De fait, les chiffres des ventes au détail ont montré que les consommateurs restaient bien présents, avec une progression très solide des achats de biens en mai comme en juin. Ainsi, le groupe de contrôle, qui regroupe les catégories de biens utilisées pour estimer la consommation dans le PIB, a progressé de 0,5 % sur le mois de juin, après une hausse de 0,8 % en mai. Compte tenu du recul de l’inflation en juin, la progression en termes réels est donc significative. La contribution de la consommation à la croissance au 2T26 devrait ainsi être particulièrement robuste.
On constate donc que le consommateur ne semble pas avoir été fortement affecté par le choc énergétique jusqu’à présent. Nous pensons néanmoins qu’un coup de froid pourrait intervenir au 3T26, notamment en raison d’un taux d’épargne qui a déjà fortement diminué.

La croissance du PIB chinois a déçu au 2T26, avec une décélération à 4,3% en glissement annuel. Soit, la croissance la plus faible depuis plus de 3 ans et elle est en dessous de l’objectif des autorités se situant entre 4,5% et 5%.
L’essentiel de cette faiblesse vient d’une demande intérieure qui semble avoir ralenti nettement, sûrement comme conséquence après la fin des mesures de soutien qui aveint été mises en place pour soutenir la consommation.

Cette évolution de la demande intérieure a été confirmée par les statistiques de consommation et d’investissement pour le mois de juin. Ainsi, la décélération apparaît nettement lorsqu’on compare les chiffres à ceux de l’an dernier. Surtout, le marasme du secteur immobilier se poursuit.

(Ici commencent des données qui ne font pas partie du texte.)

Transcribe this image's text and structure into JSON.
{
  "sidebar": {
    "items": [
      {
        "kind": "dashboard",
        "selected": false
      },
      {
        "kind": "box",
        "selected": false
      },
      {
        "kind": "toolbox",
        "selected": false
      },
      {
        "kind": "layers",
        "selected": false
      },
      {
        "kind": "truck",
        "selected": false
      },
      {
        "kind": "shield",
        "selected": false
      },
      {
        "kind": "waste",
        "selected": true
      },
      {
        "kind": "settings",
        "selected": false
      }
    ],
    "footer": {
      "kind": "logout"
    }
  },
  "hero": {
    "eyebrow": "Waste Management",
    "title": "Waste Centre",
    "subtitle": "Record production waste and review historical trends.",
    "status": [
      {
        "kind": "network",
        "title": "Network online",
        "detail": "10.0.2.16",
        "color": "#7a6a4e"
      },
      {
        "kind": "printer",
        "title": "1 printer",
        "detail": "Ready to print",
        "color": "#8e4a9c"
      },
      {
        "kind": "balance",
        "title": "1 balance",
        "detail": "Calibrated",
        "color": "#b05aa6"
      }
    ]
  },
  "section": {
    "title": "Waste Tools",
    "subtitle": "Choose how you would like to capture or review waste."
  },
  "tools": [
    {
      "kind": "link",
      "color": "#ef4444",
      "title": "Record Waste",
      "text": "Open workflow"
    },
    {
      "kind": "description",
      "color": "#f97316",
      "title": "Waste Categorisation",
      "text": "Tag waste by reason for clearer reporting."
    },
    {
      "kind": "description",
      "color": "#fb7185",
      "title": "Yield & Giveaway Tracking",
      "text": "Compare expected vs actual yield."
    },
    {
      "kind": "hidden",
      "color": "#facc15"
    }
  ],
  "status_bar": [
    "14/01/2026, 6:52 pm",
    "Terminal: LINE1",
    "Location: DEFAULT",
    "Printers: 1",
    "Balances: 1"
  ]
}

Cette situation devrait interpeller les autorités et les inciter à mettre en place de nouvelles mesures ciblées pour soutenir la croissance. Selon nous, ces mesures pourraient être annoncées assez rapidement. Dans le même temps, les autorités semblent se satisfaire de la très bonne performance du secteur extérieur, qui a bénéficié d’un nouvel élan grâce à la demande de produits nécessaires aux investissements liés à l’intelligence artificielle.